California is notorious for its traffic, as well as its vehicle-related expenses.

Taxes and regulatory programs have caused fuel prices to average $4.80 per gallon as of June 2024, which is the highest in the country, according to AAA Gas Prices. California also imposes special blend requirements, which are more expensive to produce, and there are high taxes and fees associated with initiatives to reduce carbon emissions.

Auto insurance isn’t cheap, either. Data from The Zebra shows that the average cost in California is $1,713 per year — 20% more than the national average.

Health Care

Over the past two decades, Californians’ spending on health care has increased by 5.4% each year, and the California Public Employees’ Retirement System (CalPERS) has noted it’s grown significantly faster than wages. According to CalPERS, households spend nearly 13% of their median income on health care. Those with employer-sponsored health coverage are paying more out-of-pocket expenses in deductibles, copays and premiums.

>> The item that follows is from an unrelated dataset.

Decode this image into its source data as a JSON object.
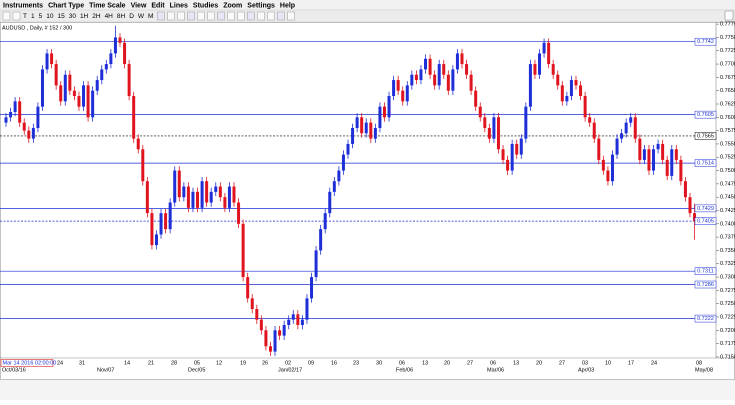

Additionally, money deposited into a Health Savings Account (HSA) isn’t tax-exempt in California. This means Californians are less likely to save money for health-related expenses.

Food

A study conducted by HelpAdvisor, a company focused on finance and health, found that Californians spend more money on groceries every week than residents of any other state, based on data from the U.S. Census Household Pulse Survey.

According to the study, the average household spends $1,080 per month on groceries, while Californians spend about $1,190, or $297.72 per week. Prices were even higher in cities like Riverside and San Francisco, where the average household spends around $300 per week on groceries.

Utilities

Californians typically use less water and electricity, but their utility bills are still higher when compared with residents in other states. For example, the Save on Energy June 2024 report found that the average electric bill in the U.S. in 2024 is $151.75, but Californians pay an average of $183.29.

Martini says the push for renewable energy has caused a lot of problems in California. “The power grid system has shown to not be able to keep up with the power demands during summer months, as business and residential A/C use taxes on an outdated power grid,” he says. “Now, the push for charging stations has generated an even greater demand on this power grid.”